You can reconfigure grub to not search for the root device via UUID, but rather by device name, as you suggest, via the grub menu. You can also make this change permanent with the following procedure:

http://communities.vmware.com/message/1583812#1583812

Note the caveats about device name assignment.

I believe that the original problem was about VirtualBox, which in these cases would not even find the MBR on the SATA disks to load Grub though.

comment:6 by yarda, 9 years ago

I have just hit it too - two empty unbootable IDE disks and one bootable SATA disk. It tried the IDE disk, failed to find MBR and didn't load the grub from the SATA disk. I think it should try all disks or the 'bootable' or maybe 'bootprio' XML tags would be even better.

comment:7 by Sk8nfool, 7 years ago

I am running into this problem also. I have several disks defined two of which are bootable. One is connected to a SATA controller on port 0 and the other is connected to a SCSI controller port 0. The option to select boot order only lets me select "Hard Disk" and not controller/port. This problem has existed for 7 YEARS. Changing the configuration is most inconvenient because the OS's make their own decisions on where hard disks are mounted. Fixing this each time the OS is booted is unreasonable.

comment:8 by stephane_gourichon, 6 years ago

Summary: +1 please provide BIOS settings for boot disk order.

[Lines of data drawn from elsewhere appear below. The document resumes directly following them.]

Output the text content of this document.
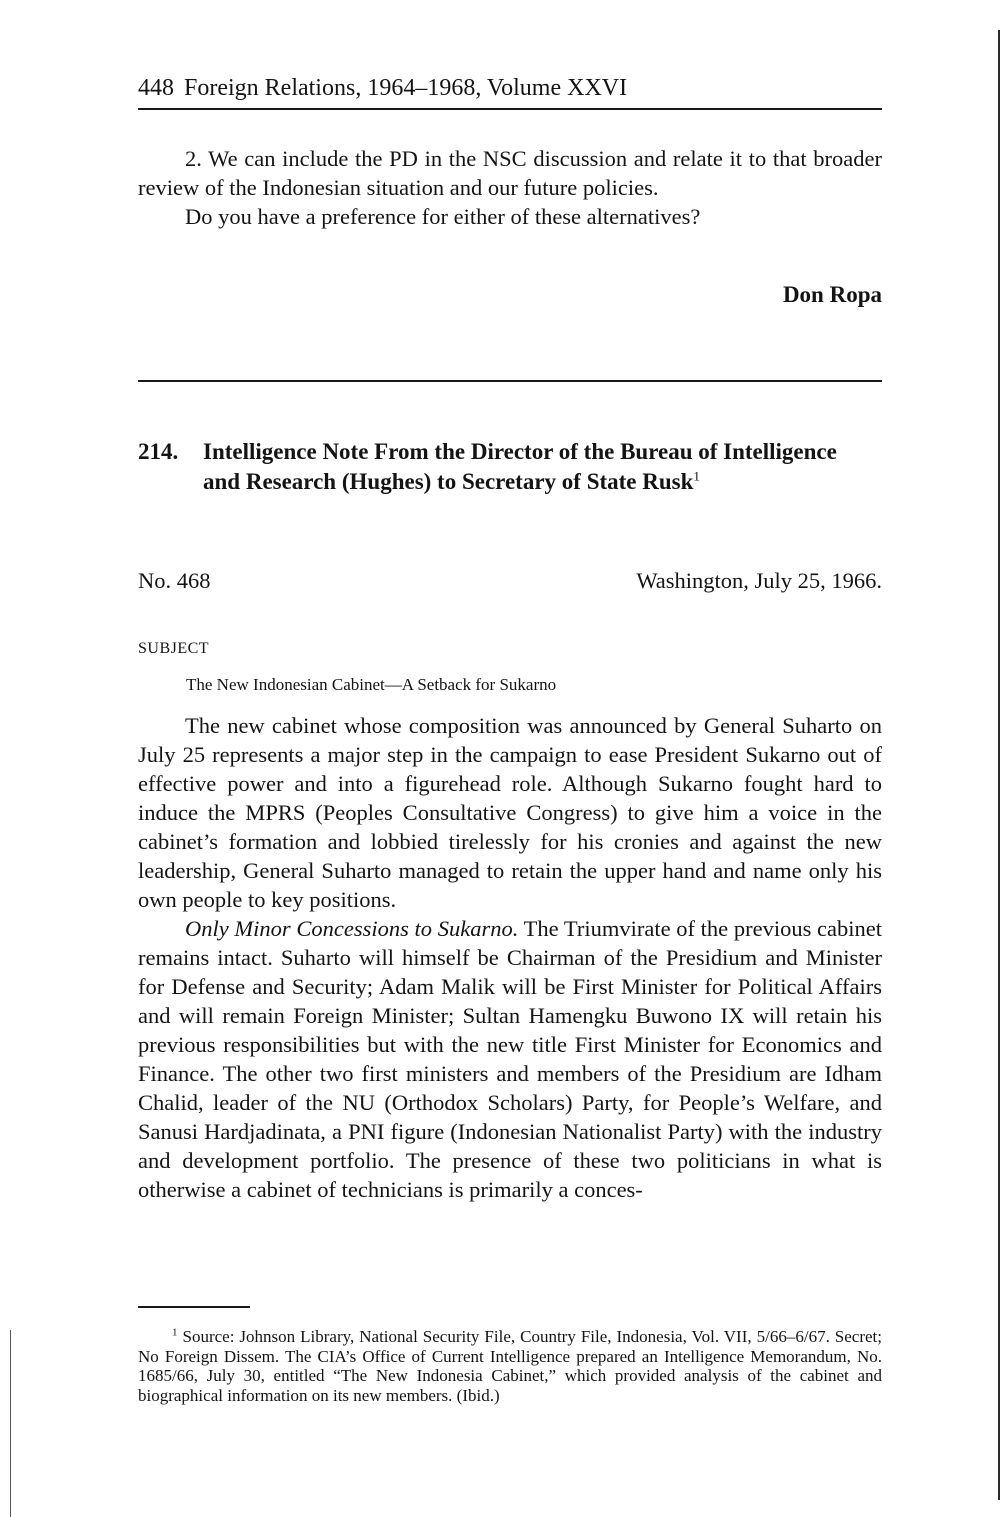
448 Foreign Relations, 1964–1968, Volume XXVI

2. We can include the PD in the NSC discussion and relate it to that broader review of the Indonesian situation and our future policies.

Do you have a preference for either of these alternatives?

Don Ropa
214. Intelligence Note From the Director of the Bureau of Intelligence and Research (Hughes) to Secretary of State Rusk$^1$
No. 468	Washington, July 25, 1966.
SUBJECT
The New Indonesian Cabinet—A Setback for Sukarno

The new cabinet whose composition was announced by General Suharto on July 25 represents a major step in the campaign to ease President Sukarno out of effective power and into a figurehead role. Although Sukarno fought hard to induce the MPRS (Peoples Consultative Congress) to give him a voice in the cabinet’s formation and lobbied tirelessly for his cronies and against the new leadership, General Suharto managed to retain the upper hand and name only his own people to key positions.

Only Minor Concessions to Sukarno. The Triumvirate of the previous cabinet remains intact. Suharto will himself be Chairman of the Presidium and Minister for Defense and Security; Adam Malik will be First Minister for Political Affairs and will remain Foreign Minister; Sultan Hamengku Buwono IX will retain his previous responsibilities but with the new title First Minister for Economics and Finance. The other two first ministers and members of the Presidium are Idham Chalid, leader of the NU (Orthodox Scholars) Party, for People’s Welfare, and Sanusi Hardjadinata, a PNI figure (Indonesian Nationalist Party) with the industry and development portfolio. The presence of these two politicians in what is otherwise a cabinet of technicians is primarily a conces-

$^1$ Source: Johnson Library, National Security File, Country File, Indonesia, Vol. VII, 5/66–6/67. Secret; No Foreign Dissem. The CIA’s Office of Current Intelligence prepared an Intelligence Memorandum, No. 1685/66, July 30, entitled “The New Indonesia Cabinet,” which provided analysis of the cabinet and biographical information on its new members. (Ibid.)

I also have this problem and the solution would be that VirtualBox BIOS accepts, like other BIOSes, to customize boot order.

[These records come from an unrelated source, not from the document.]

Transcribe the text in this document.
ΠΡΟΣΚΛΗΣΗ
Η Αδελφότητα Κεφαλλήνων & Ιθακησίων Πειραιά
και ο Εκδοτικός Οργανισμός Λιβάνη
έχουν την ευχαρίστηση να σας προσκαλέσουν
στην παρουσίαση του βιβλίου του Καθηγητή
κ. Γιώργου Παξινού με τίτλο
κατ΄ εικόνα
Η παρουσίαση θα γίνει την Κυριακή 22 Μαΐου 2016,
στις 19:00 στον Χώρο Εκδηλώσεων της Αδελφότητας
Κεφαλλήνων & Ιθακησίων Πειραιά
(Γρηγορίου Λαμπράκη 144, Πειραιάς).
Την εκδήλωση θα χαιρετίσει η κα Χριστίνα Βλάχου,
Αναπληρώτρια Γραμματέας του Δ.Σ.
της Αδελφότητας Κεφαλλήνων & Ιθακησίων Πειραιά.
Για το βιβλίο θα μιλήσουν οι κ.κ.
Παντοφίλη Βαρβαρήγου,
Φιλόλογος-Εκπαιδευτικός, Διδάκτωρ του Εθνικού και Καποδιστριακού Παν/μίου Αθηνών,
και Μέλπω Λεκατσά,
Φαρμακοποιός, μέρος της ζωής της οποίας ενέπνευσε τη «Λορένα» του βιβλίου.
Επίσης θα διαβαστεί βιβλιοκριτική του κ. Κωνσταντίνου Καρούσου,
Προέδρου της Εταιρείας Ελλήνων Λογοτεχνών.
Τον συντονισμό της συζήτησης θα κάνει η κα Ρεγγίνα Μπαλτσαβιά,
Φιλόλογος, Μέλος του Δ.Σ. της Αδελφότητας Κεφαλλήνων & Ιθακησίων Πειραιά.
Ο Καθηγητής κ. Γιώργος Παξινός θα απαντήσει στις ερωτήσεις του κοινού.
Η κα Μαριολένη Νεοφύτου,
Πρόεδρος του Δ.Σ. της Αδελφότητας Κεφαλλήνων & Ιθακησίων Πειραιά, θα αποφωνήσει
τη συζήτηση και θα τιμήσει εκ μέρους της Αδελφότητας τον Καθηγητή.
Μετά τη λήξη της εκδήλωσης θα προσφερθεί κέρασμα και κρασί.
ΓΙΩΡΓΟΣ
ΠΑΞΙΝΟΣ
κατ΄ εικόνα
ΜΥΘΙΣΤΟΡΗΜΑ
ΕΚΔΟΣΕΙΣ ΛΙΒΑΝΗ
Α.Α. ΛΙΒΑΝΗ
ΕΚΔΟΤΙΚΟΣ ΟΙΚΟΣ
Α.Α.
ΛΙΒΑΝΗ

What's the situation needing this, you mask ask?

  • I am currently working on legacy systems which are intended to be attached as first IDE master.
  • There are benefits in working on virtualized versions of those systems, so I do.
  • In those virtual machines I also attached another system, and boot from one or the other depending on needs. Things are simpler if the old system remains first IDE master.
  • And I need the thing to be able to reboot unattended to the *new* system.

*With a regular BIOS, just say e.g. boot from SATA first.* VirtualBox BIOS does not allow that, as far as I know.

Currently I use kludgy workarounds. It really feels like a limitation of VirtualBox BIOS, doesn't it?

Conclusion: please provide BIOS settings for boot disk order in VirtualBox.